L’e-commerce est-il nécessairement une « régression écologique », comme l’a récemment qualifié Paul Magnette? Notre gouvernement semble pourtant bien décidé à l’encourager. D’autant que, si la course au prix le plus bas reste une entrave, des solutions existent pour en réduire l’empreinte carbone.

Le contexte

Le comité ministériel restreint a décidé, ce 15 février, d’une série de mesures afin de moderniser le marché du travail et mettre en place une « économie plus durable, innovante et numérique ». Alors que Paul Magnette (PS) plaidait il y a quelques jours encore pour la fin de l’e-commerce en Belgique, le gouvernement a décidé d’en faciliter le développement. Les heures de travail de 20 heures à minuit deviendront ainsi des heures de travail « classique ». Afin de « s’aligner sur les pays voisins » (lire en page 38), a indiqué le ministre des Classes moyennes et des Indépendants, David Clarinval (MR). L’ ensemble de l’accord prévoit d’atteindre un taux de 80% d’emploi d’ici à 2030.

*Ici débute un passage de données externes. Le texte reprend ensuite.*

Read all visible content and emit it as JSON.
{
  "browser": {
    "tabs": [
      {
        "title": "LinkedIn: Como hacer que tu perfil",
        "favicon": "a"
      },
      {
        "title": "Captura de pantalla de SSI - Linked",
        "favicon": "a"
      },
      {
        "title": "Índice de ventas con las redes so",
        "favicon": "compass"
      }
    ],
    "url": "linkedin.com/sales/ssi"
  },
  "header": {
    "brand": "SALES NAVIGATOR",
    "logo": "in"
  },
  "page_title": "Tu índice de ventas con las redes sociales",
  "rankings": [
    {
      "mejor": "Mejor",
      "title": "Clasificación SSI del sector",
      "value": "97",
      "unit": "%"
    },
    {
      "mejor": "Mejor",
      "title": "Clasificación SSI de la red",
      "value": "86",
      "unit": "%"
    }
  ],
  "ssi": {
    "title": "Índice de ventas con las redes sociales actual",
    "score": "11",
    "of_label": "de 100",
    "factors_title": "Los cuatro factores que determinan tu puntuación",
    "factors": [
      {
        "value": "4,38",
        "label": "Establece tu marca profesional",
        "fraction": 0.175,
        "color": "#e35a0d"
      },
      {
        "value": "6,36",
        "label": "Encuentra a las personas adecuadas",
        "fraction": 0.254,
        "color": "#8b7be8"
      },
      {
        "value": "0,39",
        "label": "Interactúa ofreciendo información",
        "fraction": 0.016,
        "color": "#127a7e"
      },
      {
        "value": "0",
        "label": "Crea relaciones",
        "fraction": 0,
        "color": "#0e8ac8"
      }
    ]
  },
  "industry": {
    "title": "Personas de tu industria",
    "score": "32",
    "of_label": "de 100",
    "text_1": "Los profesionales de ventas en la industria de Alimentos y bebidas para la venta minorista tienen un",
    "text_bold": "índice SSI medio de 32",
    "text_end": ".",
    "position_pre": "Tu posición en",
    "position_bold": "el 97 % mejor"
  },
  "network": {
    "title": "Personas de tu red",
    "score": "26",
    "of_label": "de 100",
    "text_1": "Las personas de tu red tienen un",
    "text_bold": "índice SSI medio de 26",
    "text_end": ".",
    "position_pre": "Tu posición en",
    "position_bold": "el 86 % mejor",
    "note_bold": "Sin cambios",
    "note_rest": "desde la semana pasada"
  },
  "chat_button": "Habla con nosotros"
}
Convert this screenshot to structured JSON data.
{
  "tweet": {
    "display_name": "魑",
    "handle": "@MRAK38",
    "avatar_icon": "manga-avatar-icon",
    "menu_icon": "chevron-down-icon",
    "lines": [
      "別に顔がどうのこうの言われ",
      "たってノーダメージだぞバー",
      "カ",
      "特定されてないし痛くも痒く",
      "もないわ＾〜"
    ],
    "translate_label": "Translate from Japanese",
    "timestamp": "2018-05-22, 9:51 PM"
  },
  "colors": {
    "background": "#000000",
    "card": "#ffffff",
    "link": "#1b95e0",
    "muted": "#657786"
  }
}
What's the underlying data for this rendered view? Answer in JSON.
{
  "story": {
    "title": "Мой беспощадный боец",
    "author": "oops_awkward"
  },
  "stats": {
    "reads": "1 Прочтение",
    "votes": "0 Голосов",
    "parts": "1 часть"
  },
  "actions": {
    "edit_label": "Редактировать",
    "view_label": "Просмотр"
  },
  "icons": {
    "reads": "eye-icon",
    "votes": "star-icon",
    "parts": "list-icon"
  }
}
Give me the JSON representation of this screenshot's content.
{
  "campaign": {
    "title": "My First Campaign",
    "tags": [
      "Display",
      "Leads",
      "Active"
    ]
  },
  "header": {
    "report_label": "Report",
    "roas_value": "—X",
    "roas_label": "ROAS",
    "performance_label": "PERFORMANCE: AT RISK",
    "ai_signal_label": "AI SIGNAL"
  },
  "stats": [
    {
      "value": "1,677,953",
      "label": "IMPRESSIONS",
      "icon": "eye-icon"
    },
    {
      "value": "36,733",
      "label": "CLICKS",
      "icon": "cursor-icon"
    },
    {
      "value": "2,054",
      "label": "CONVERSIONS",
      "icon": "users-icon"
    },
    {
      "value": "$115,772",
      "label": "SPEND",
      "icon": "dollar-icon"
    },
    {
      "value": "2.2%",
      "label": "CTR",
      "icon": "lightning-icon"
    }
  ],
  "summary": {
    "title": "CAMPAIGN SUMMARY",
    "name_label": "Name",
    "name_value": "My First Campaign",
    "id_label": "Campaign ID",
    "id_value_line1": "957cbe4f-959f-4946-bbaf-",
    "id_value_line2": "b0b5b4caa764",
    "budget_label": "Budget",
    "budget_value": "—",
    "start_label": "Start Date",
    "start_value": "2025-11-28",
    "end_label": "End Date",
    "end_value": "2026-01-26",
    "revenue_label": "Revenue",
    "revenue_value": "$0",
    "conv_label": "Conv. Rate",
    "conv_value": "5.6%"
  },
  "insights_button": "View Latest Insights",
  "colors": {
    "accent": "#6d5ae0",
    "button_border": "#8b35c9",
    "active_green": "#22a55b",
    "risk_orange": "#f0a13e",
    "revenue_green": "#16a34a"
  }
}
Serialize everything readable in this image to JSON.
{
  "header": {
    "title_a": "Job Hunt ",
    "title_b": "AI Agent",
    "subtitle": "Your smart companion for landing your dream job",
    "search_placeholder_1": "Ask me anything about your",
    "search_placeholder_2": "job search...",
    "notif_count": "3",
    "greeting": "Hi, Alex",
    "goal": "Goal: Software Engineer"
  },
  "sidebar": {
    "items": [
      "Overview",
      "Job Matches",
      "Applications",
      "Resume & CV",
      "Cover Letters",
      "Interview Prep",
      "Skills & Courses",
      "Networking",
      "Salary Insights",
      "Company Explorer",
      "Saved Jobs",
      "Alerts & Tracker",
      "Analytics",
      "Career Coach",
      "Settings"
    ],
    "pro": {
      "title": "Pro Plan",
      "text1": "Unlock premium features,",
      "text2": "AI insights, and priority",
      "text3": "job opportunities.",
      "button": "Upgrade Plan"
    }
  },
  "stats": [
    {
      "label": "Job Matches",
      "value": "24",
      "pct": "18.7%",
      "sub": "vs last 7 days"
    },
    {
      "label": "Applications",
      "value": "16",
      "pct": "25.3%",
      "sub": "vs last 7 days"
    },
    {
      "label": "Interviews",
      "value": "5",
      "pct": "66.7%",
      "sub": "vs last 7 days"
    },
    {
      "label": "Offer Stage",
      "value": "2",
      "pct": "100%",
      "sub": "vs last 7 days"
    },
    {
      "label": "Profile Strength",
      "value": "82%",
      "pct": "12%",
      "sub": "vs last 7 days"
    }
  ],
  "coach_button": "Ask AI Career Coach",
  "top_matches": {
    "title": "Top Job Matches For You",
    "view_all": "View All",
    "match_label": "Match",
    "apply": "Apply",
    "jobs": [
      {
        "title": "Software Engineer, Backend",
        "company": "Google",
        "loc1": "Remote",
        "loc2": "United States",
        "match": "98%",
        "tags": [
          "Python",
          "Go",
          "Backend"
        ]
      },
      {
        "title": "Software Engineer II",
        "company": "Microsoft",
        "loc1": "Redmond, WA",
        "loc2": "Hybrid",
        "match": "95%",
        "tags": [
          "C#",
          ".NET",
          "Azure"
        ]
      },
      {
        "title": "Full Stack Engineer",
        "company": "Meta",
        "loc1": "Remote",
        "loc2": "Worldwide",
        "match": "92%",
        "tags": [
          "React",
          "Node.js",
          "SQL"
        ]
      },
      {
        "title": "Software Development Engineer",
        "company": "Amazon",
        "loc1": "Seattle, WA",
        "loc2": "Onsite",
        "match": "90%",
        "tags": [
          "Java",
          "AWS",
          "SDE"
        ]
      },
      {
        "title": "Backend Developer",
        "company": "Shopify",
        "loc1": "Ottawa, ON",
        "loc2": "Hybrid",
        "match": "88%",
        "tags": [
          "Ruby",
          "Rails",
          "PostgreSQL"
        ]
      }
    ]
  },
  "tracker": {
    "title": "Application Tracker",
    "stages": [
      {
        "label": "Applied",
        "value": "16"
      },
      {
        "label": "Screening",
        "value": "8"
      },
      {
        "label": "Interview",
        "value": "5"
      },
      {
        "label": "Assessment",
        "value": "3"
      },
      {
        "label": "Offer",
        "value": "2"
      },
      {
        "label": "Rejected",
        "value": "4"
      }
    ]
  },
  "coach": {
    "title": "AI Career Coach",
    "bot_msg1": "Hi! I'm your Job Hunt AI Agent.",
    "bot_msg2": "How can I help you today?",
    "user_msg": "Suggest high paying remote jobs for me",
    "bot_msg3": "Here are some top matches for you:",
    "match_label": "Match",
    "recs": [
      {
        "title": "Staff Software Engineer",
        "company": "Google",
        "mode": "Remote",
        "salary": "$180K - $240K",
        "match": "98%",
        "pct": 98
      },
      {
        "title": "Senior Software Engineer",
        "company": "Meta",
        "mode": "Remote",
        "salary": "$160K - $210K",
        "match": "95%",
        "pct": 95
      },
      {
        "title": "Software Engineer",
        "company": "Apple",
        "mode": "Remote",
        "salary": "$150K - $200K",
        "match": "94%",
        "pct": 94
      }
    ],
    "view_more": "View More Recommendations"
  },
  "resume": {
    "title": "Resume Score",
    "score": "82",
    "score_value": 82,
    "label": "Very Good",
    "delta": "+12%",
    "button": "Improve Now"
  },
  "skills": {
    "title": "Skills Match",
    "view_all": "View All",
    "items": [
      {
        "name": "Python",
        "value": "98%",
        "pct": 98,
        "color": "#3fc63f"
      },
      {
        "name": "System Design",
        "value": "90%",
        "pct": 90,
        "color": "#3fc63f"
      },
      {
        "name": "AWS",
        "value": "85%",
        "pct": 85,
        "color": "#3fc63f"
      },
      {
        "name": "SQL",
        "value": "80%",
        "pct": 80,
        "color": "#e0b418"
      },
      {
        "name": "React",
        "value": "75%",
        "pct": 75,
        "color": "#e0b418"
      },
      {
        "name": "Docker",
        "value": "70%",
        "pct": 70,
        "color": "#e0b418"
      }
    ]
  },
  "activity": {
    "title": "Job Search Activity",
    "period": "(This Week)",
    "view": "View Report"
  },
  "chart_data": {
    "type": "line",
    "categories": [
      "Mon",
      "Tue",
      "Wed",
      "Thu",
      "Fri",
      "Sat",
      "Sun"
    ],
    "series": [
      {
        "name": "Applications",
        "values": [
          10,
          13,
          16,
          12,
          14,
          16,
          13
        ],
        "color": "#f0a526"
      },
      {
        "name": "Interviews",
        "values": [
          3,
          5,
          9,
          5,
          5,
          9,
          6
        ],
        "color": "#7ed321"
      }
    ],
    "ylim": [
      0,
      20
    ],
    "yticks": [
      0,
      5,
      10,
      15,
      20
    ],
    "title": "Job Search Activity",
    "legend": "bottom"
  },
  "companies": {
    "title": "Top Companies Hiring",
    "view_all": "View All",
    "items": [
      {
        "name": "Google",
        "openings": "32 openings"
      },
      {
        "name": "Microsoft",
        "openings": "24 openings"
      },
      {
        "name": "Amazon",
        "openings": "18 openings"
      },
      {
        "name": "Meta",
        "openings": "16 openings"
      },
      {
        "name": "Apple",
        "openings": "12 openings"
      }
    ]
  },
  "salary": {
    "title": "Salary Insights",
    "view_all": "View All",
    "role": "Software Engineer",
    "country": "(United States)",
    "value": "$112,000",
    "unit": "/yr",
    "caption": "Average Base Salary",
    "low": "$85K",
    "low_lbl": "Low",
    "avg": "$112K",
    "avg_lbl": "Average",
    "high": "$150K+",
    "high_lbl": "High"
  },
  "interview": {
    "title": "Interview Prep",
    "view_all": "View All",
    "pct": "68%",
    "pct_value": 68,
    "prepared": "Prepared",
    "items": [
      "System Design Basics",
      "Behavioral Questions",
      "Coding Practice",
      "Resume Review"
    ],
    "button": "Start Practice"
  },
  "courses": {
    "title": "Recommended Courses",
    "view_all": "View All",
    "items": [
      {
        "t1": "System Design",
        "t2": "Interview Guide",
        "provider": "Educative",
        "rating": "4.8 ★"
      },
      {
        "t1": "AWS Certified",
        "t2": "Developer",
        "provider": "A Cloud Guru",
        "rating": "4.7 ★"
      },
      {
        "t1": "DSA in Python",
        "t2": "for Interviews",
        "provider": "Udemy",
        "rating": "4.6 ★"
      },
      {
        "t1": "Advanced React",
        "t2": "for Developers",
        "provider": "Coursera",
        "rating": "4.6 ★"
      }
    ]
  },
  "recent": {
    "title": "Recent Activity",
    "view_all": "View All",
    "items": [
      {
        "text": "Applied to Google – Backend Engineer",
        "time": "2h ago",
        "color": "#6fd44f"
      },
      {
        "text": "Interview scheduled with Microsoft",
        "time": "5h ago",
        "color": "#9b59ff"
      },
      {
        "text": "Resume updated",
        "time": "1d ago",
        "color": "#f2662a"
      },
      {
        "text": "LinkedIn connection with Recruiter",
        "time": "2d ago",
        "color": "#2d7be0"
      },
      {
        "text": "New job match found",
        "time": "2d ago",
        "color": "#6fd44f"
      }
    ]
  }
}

Une Belgique « sans e-commerce, avec de vrais magasins »? La récente déclaration du président du PS, Paul Magnette, au magazine Humo a suscité de vives critiques: caricaturale, rétrograde, irréaliste, incohérente au regard de son propre rôle dans l’arrivée du géant chinois Alibaba à Liege Airport… S’il en assume le caractère provocant, cette sortie s’apparente à une vaine nage à contre-courant, davantage encore depuis la crise sanitaire et, aujourd’hui, l’accord de gouvernement qui vise à réduire les rigidités du marché du travail belge, obstacle au développement du e-commerce chez nous. D’après les données les plus récentes, compilées par Eurostat, 74% des Belges auraient effectué des achats en ligne en 2021. Un pourcentage similaire à la moyenne de l’Union européenne (75%), mais inférieur à celle de l’Europe de l’Ouest (87%). Selon le dernier rapport de l’association Ecommerce Europe, les ventes par le commerce électronique s’élèveraient dans notre pays à 2,1% du produit intérieur brut, soit 9,7 milliards d’euros. Un quart des dépenses commerciales des Belges auraient lieu en ligne, ajoute l’asbl BeCommerce.

La considération environnementale apparaît secondaire pour la majorité des consommateurs, alors qu’ils ont un rôle important à jouer.

« L’e-commerce est un fait, souligne Bernard Piette, administrateur délégué du pôle de compétitivité Logistics in Wallonia. S’y opposer revient à défendre un modèle incompatible avec l’économie moderne. L’e-commerce est davantage la conséquence que la cause du comportement d’achat des consommateurs. » Outre des critiques sur la flexibilisation du travail, Paul Magnette faisait valoir l’argument environnemental. « Quel gaspillage de carton, de carburant et d’énergie! », affirmait-il dans Humo. Pourtant, si l’histoire de l’e-commerce a bel et bien rendu ces dérives possibles, poussées par le modèle Amazon (envois express, livraisons et retours gratuits), son empreinte écologique globale – carbone, notamment – ne s’avère pas toujours plus lourde que celle d’un modèle basé sur des magasins classiques.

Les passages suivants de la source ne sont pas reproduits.